His PhD began at Cambridge’s Laboratory of Molecular Biology in Fred Sanger’s division, which was focused on protein nucleic acid chemistry. He described Sanger as “a great mentor and guide, as well as a tremendous scientist”.
Dr Bentley was one of George Brownlee’s PhD students
“He’d spent a lot of time working on RNA sequencing in his earlier days and that innovative and adventurous spirit showed through in this remarkably quiet but enthusiastic man,” he recalled.
His PhD transferred to Oxford, where he got the experience of setting up a new lab.

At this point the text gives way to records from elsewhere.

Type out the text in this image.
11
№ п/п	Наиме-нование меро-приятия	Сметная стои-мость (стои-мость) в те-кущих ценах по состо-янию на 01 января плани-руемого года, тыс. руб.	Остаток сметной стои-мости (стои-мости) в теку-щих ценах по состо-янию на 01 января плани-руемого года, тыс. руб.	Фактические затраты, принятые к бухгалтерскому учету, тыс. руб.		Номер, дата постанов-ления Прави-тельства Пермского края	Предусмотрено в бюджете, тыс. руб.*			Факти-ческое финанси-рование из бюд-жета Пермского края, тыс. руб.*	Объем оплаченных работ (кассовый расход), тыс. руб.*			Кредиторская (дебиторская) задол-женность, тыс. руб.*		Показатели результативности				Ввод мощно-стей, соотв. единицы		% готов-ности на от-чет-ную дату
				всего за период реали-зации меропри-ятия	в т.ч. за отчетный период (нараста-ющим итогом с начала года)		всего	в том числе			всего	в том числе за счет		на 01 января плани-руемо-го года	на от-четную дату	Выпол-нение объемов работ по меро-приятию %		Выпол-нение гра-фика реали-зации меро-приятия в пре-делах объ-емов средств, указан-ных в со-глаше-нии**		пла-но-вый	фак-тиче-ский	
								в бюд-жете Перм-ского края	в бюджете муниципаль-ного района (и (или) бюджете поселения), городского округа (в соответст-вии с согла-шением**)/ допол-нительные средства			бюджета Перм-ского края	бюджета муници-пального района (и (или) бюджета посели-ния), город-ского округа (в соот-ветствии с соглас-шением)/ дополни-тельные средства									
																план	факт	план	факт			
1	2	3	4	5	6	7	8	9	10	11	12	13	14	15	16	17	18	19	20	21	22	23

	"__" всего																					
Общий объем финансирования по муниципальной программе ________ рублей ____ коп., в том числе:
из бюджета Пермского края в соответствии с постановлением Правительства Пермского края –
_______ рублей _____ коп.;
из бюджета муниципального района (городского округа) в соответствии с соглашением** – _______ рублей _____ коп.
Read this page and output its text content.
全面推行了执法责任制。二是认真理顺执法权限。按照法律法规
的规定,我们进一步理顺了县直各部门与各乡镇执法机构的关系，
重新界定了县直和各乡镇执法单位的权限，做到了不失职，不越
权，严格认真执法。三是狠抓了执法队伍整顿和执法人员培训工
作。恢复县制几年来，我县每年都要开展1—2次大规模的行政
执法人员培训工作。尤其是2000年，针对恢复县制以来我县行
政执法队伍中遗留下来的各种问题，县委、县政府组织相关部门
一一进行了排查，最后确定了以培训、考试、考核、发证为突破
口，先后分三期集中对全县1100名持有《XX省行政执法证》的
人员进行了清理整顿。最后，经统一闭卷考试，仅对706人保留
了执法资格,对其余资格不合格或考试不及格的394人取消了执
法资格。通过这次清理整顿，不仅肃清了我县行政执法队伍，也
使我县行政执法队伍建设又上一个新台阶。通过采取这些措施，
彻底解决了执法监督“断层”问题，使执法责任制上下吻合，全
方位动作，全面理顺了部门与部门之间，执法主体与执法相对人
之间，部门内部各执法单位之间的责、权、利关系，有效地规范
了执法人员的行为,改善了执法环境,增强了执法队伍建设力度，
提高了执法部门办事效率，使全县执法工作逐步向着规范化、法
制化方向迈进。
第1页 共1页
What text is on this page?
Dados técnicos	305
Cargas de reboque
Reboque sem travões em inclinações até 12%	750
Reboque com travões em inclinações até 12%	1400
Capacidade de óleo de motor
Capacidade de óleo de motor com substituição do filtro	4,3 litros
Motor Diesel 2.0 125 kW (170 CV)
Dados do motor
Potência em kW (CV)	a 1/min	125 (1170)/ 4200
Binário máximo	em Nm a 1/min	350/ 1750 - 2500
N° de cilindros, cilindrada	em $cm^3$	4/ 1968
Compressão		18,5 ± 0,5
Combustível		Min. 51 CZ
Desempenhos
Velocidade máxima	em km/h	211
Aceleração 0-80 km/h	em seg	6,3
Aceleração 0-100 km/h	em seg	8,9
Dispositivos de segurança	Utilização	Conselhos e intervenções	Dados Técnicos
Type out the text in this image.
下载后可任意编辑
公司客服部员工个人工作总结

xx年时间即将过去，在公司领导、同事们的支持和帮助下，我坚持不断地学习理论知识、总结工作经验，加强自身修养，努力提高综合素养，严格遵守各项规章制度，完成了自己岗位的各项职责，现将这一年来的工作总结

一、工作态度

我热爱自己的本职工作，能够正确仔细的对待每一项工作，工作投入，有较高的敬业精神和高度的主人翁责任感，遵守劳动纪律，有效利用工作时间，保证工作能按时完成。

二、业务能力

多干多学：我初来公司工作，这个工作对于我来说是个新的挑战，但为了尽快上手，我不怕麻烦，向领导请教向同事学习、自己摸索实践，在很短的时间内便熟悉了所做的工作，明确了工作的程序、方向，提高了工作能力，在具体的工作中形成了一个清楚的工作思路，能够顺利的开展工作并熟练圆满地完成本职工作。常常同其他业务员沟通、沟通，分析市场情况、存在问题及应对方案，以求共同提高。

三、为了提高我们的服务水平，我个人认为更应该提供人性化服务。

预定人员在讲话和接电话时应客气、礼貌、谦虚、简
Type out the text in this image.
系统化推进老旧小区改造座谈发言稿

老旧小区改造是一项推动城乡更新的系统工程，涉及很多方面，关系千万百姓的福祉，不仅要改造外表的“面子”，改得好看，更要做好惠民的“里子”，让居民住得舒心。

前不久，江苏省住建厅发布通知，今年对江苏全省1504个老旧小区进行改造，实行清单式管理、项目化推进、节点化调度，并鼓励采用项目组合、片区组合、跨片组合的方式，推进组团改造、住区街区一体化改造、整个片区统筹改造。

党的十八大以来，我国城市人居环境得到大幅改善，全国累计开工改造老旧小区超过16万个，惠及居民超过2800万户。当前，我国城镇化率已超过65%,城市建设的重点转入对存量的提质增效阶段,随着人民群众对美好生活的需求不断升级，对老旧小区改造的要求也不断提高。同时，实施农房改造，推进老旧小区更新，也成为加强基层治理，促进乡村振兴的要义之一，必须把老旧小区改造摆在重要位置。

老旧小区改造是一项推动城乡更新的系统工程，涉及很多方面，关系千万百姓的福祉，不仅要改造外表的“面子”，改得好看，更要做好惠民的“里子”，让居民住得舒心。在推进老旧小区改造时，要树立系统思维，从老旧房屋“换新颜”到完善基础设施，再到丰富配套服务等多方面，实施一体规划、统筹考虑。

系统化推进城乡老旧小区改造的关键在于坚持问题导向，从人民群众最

He was driving between the cities when he heard the news of Fred Sanger’s Nobel Prize on the radio.
Dr Bentley became a postdoctoral fellow at Guy's and St Thomas's Hospital in London, where he studied the mutations that cause genetic diseases such as haemophilia.
Then he was invited to set up a new institute by John Sulston.
“I was very happy at Guy’s,” he recalled. “I was doing a great deal with human genetics at this point. But clearly this was another opportunity. Perhaps a difficult decision but clearly as time went on – a relatively short space of time - it was clear this was a very big opportunity.
“I think it was less than a year later the Sanger Centre grant was awarded and I moved some six, nine months after that to set up a group and to bring some people with me from Guy’s who had been working on the X chromosome and chromosome 22. And that was the basis for the human genome component of the Sanger program.”
The MRC and Wellcome Trust worked together to create the Sanger Centre.
“The Human Genome Project must be the most step-by-step hierarchical study of any genome, I think, that’s ever been done, but that was partly because we were working every step out - one after the other, rather sequentially,” he recalled. “We were relying on different techniques to try to tackle a very large problem, and also I think the community in general, and perhaps the funding agencies in particular, needed to see those levels of evidence, the levels of proof, the levels of being able to obtain completion at different levels of resolution to be confident of moving on to the next level, and I think that was a fairly compelling element of the project that enabled us quite quickly to move through the barriers, and to confidently expand the program.”
While at Sanger, he met two lecturers from the Department of Chemistry at the University of Cambridge who were founding Solexa - Dr Shankar Balasubramanian and Dr David Klenerman.
He was struck by their vision for a new kind of DNA technology that would enable fast and affordable DNA sequencing and analysis, and became an advisor, before joining as a chief scientist, taking responsibility for the company’s DNA sequencing applications development and projects
After Solexa was acquired by Illumina, it continued to further develop the incredible technology that has made sequencing a fundamental part of modern medicine.
Illumina, which has its EMEA headquarters at Granta Park, is a leading developer, manufacturer and marketer of life science tools and integrated systems for large-scale analysis of genetic variation and function.